In one hundred years, nobody will know who you were. They won't trace you back by your genes, since anyone born then will have less than 2% of your genetic influences in their genome. Do you think anyone will watch a Tom Cruise movie in 2112? What swimmer will be compared to Michael Phelps one hundred years from now? Sherwood Anderson was the world's bestselling author one hundred years ago. Ever heard of him? Ever going to read him? Will anyone know about your career or your family or your songs? And that's in 100 years. What about 200 years? Or one thousand?  
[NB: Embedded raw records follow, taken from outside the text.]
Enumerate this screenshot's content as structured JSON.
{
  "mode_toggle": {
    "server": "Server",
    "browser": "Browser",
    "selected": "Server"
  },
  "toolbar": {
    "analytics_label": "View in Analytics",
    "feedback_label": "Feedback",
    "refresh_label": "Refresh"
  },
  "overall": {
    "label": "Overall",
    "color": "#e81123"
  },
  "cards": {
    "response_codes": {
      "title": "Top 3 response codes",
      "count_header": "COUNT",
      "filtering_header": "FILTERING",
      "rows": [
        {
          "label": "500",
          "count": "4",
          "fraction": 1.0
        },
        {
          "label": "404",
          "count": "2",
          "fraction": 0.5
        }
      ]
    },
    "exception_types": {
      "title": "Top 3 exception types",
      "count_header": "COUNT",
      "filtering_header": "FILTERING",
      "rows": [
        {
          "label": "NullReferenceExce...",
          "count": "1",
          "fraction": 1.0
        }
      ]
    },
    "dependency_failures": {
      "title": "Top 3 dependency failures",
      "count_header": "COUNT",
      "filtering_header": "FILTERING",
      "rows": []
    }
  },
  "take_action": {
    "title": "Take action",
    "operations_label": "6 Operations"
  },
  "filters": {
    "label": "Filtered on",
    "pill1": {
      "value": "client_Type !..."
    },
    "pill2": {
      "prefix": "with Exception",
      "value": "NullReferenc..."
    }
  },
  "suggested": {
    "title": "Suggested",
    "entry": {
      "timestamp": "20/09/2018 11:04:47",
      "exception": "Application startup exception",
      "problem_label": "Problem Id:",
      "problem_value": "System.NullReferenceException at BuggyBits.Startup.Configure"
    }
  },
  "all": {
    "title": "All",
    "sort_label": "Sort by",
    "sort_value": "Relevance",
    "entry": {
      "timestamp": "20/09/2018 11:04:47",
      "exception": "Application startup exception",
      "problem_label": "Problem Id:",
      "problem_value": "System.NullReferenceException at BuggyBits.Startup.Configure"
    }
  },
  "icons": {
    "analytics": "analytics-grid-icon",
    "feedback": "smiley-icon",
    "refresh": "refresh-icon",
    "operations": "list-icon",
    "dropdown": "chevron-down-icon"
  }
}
The despair that comes with acknowledging oblivion is impossible to admit. The insurance policies of hoping we might be able to play in the band with Jesus or that there is some sort of non-religious power that will reunite us with grandma are infantile denials of reality, which all of us admit by entering the beehive every day to work our asses off. If there is a heaven, later, why in the world would we suffer our jobs and boredoms, now? But here's the crucial spear to chuck at our creative selves: Creativity, the urge to make something as useless as art, is the most effective denial of death and oblivion. A sculpture, a poem, a well-built canoe, a melody; all of these might cheat death's grip and live beyond your existence. (Not a photograph, sorry!) The person who creates a piece of art with one eye on the resultant price tag is as lost as an ambulance chaser or dispenser of bandaids, because no art survives that cynical birthmark. What lawyer or doctor has a chance to be remembered? His decision, yes, or her cure, perhaps, but what of their senses survives? Lincoln loved to read, we know, but did Madame Curie play the violin? Einstein played the violin, and is that why we quote his marvelous line: "Imagination is more important than knowledge"? 
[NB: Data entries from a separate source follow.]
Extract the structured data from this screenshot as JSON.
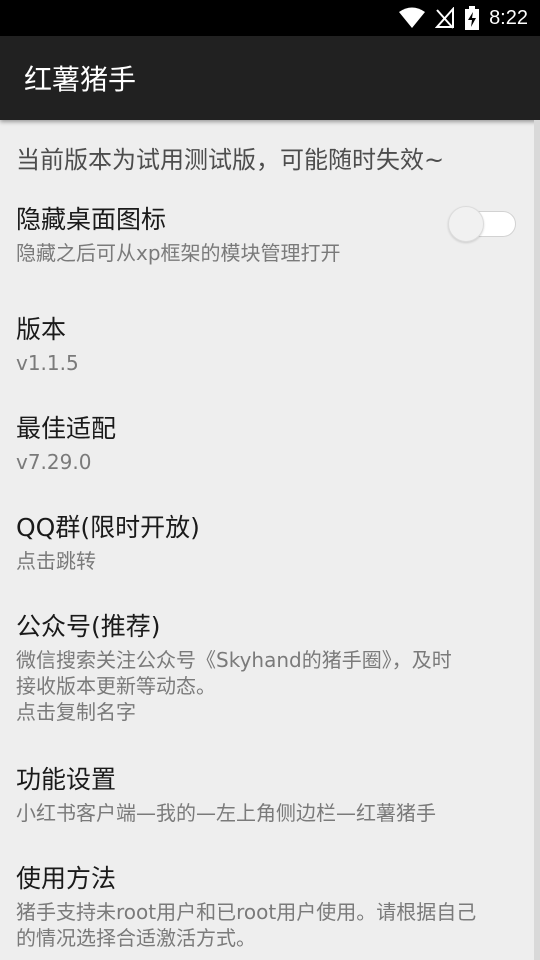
{
  "status_bar": {
    "time": "8:22"
  },
  "app_bar": {
    "title": "红薯猪手"
  },
  "notice": "当前版本为试用测试版，可能随时失效~",
  "prefs": {
    "hide_icon": {
      "title": "隐藏桌面图标",
      "summary": "隐藏之后可从xp框架的模块管理打开",
      "switch_on": false
    },
    "version": {
      "title": "版本",
      "summary": "v1.1.5"
    },
    "best_fit": {
      "title": "最佳适配",
      "summary": "v7.29.0"
    },
    "qq_group": {
      "title": "QQ群(限时开放)",
      "summary": "点击跳转"
    },
    "official_account": {
      "title": "公众号(推荐)",
      "summary": "微信搜索关注公众号《Skyhand的猪手圈》，及时\n接收版本更新等动态。\n点击复制名字"
    },
    "function_settings": {
      "title": "功能设置",
      "summary": "小红书客户端—我的—左上角侧边栏—红薯猪手"
    },
    "usage": {
      "title": "使用方法",
      "summary": "猪手支持未root用户和已root用户使用。请根据自己\n的情况选择合适激活方式。"
    }
  }
}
Of course there are professions and crafts and hobbies that are worth more than any artist's inspirations, but it's funny that every human being harbors an inclination for self-expression. Especially for music. But who can explain it? For thousands of years, humans decorated caves (and outside rocks) with prints of their hands. And then one day somebody put the dye in their mouth and sprayed it over their hand spread against the cave wall, and made a negative image. Was this the first artistic abstraction? Thirty thousand years ago! Flutes made from mammoth and swan bones are even older. Who played what tunes on them? The urge to invent art was common in every human being in Africa 60,000 years ago, and every human being alive today is descended from those people, who may have numbered as few as several thousand shortly before migrating North and East, out of Africa. Where is that urge now, suppressed how and released when? The hopeless, helpless addict, never compensated, lives only to imagine, and dies protecting his or her inventions. Goya, van Gogh, Mozart, Beethoven, Gaudi, Kafka, broke or broken at the end of their lives. Shakespeare got rich, but not by writing: then, as now, real estate provides.
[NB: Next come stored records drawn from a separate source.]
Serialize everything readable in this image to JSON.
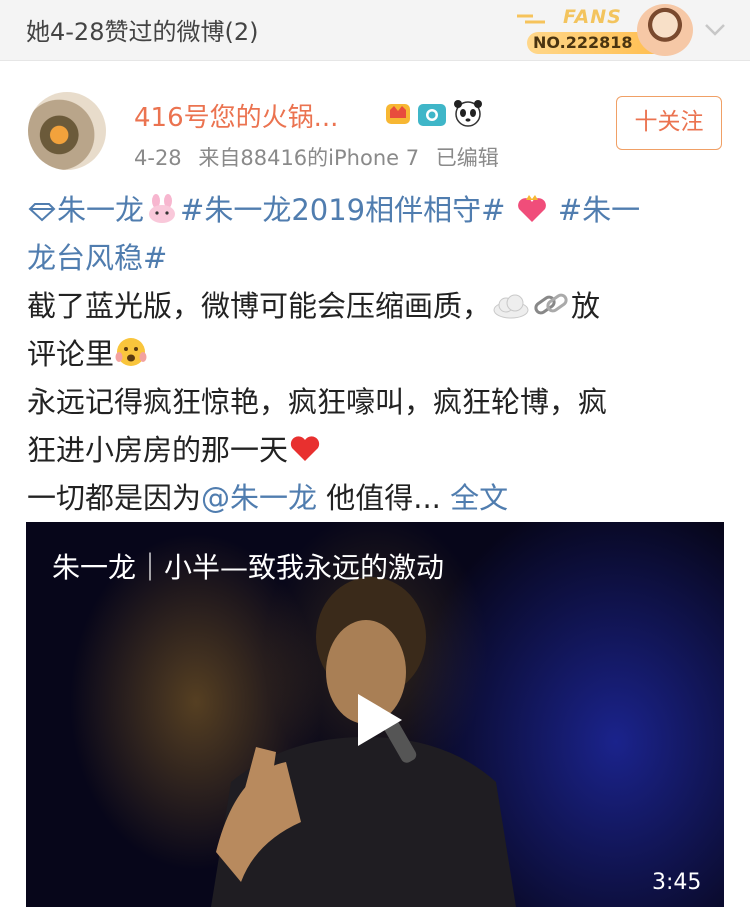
{
  "header": {
    "title": "她4-28赞过的微博(2)",
    "fans_word": "FANS",
    "fans_number": "NO.222818"
  },
  "author": {
    "name": "416号您的火锅...",
    "time": "4-28",
    "source": "来自88416的iPhone 7",
    "edited": "已编辑",
    "follow_label": "十关注"
  },
  "post": {
    "line1": {
      "topic1": "朱一龙",
      "topic2": "#朱一龙2019相伴相守#",
      "topic3_part1": "#朱一"
    },
    "line2": {
      "topic3_part2": "龙台风稳#"
    },
    "line3": {
      "text": "截了蓝光版，微博可能会压缩画质，",
      "text2": "放"
    },
    "line4": {
      "text": "评论里"
    },
    "line5": {
      "text": "永远记得疯狂惊艳，疯狂嚎叫，疯狂轮博，疯"
    },
    "line6": {
      "text": "狂进小房房的那一天"
    },
    "line7": {
      "text_before": "一切都是因为",
      "mention": "@朱一龙",
      "text_after": " 他值得... ",
      "full_text_link": "全文"
    }
  },
  "video": {
    "title": "朱一龙｜小半—致我永远的激动",
    "duration": "3:45"
  },
  "colors": {
    "accent_orange": "#eb7350",
    "link_blue": "#507daf",
    "text_dark": "#222222",
    "meta_gray": "#8a8a8a"
  }
}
So for a singer in Hollywood, there can only be more suicide. More expense, more passion and energy, robbed from family and friends and poured into a creation, even a creation that comes stillborn and gets buried without celebration. If she is lucky, this suicide will lead to an ending where she is a canvas for her songs and nothing else. How could anyone be frightened of dying if they knew a force larger than life really did dictate the terms of their existence? If you cannot give your life for your songs or your art, what kind of a life do you have? The silly idea that a song or a piece of art can rob you of your identity is not really silly, is it? I find it comforting. When death comes, we should know why we were living. The Hollywood singer either lives to cheat death, or she can back out now from the precipice of her own self-destruction and spend the rest of her life acknowledging that once upon a time she was ready to kill herself for love but decided that love wasn't worth it. Who makes that admission, even if they live it?

If you're not ready to be killed by it, how could love be worth anything? The singer can transpose this last note about love into a song about the life of a chanteuse: If you weren't born to sing, why die trying?